The headquarters of Glencore is seen behind in Baar, Switzerland. The commodity rout has affected the trading and mining company, whose market value has shrunk in the past year.

Reuters
Tarkwa, Ghana

In the boom times when the price of gold was soaring, Ebenezer Sam-Onuawonto had a dream job and a dollar salary many times the national average in this mining town in southwestern Ghana.
When the price fell, he lost his job as human resources chief at a mining company that closed its local operations and could only find work in a construction firm in another city, far from the house he built in Tarkwa for his wife and six children.
“I hardly see my kids now,” said Sam-Onuawonto, his life changed as a result of a slump in global commodity prices whose impact is being felt around the world on currencies, companies, consumers, national economies and - potentially - governments.
At one end of the wealth scale, the rout has affected huge companies such as Swiss-based trading and mining company Glencore, whose market value has shrunk in the past year. At the other end, it holds the key to the fate of entire communities dependent on the raw materials they produce.
In Tarkwa, a town of 34,000, production of gold continues but several firms have stopped work or laid off staff in the last two years as the effects of the price slump trickled down.
One African bank has shut its Tarkwa branch, bars and hotels are emptier and the streets are less clogged with traffic as people struggle with new financial problems.
“Since the fall in the gold price, things have never been the same,” said Yvonne Mensah, who has seen business wilt at the stationary shop she runs from a converted shipping container. Ghana as a whole, once Africa’s star economy, is suffering. Not only is gold it biggest source of foreign exchange but the price of oil, which it also produces, has sunk, it has double-digit inflation and the value of the cedi currency has declined.
There are similar tales of misfortune across the continent, with the impact felt on both the poor and the middle class. The UN Conference on Trade and Development (UNCTAD) says falling commodity prices threaten economic and political stability in developing economies across Latin America, Africa, the Middle East and Asia.
The events are seen by some experts as signalling the end of a commodity “super-cycle” in which prices surged following the rapid industrialisation of China after it opened up in the 1980s.
Countries and companies made huge investments in commodities while prices were still high in almost all energy and raw material markets, but this resulted in oversupply when economies stalled in what had been booming markets.
Many producer countries are paying the price for failing to predict the end of the cycle and not reducing their dependence on commodities.
The most important factor in the price slump is seen as the economic slowdown and drop in demand in China, though downturns in Indonesia, Malaysia and developed economies such as Japan and South Korea have also contributed to the situation. Commodity-producing powerhouses such as Brazil, Australia, South Africa and Russia are now in economic downturns. A halving of the oil price in the past year has been especially painful for Russia, also hit by sagging metals and mining prices.

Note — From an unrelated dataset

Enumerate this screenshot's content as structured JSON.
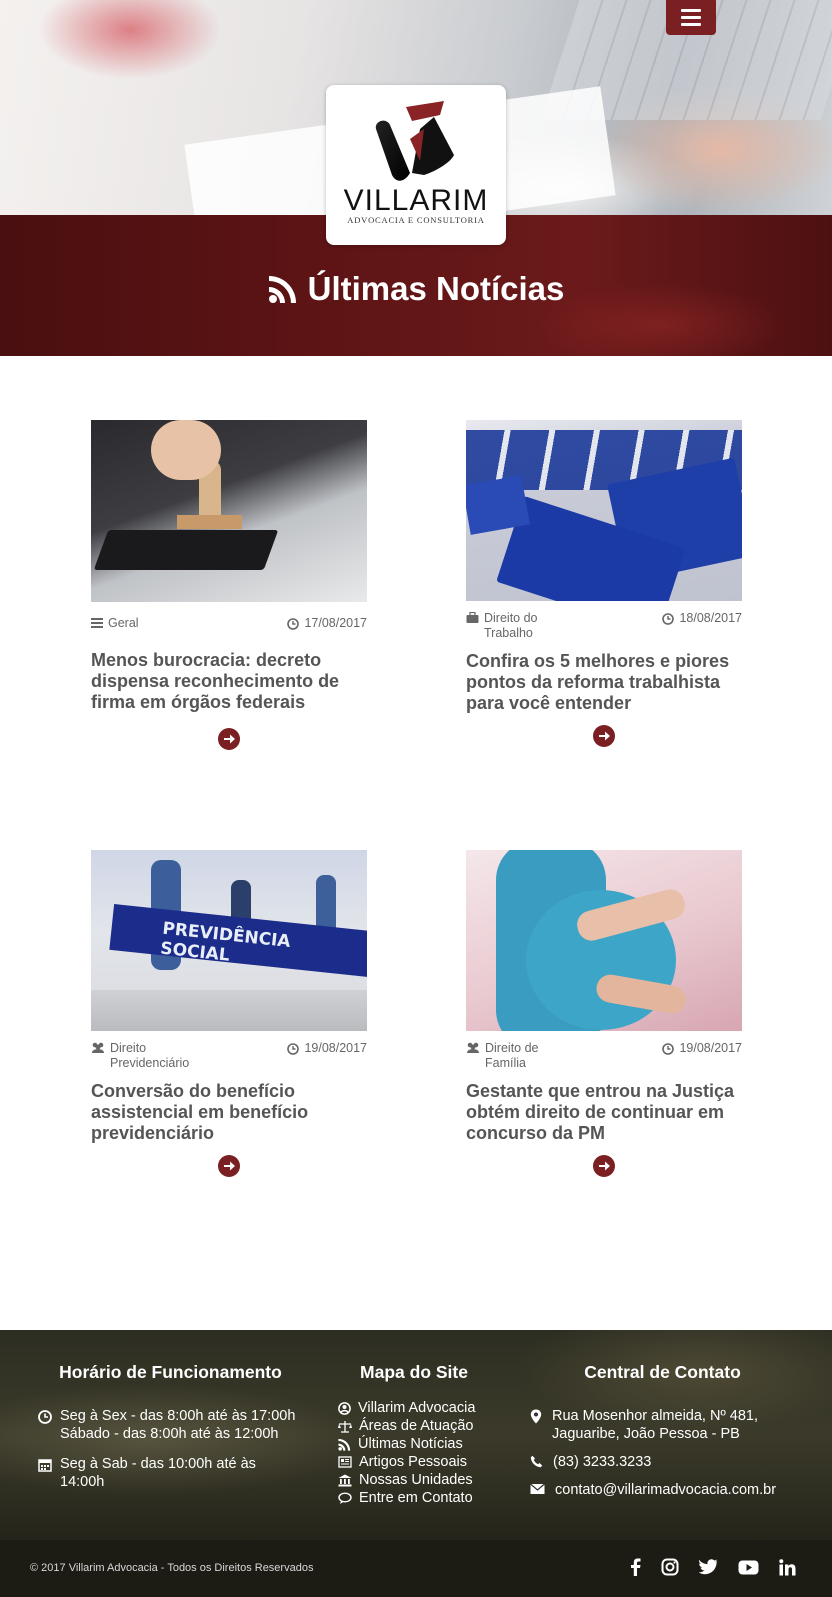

“Hundreds of billions of dollars were spent in new oil, natural gas, iron ore, coal and many other commodities in the expectation that China would continue to grow insatiably forever,” said Frederic Neumann, Co-head of Asian Economic Research at HSBC in Hong Kong.
“That’s changed, so many of the investments made by governments and companies now look really bad, and that’s hitting economies and company stocks hard ... It’s been a huge bubble, a massive misallocation of capital which now has to be wound down.”
There are some beneficiaries, such as consumers in developed nations including the US who are enjoying lower gasoline prices at the pump, but the developed world is far from immune to the decline in prices.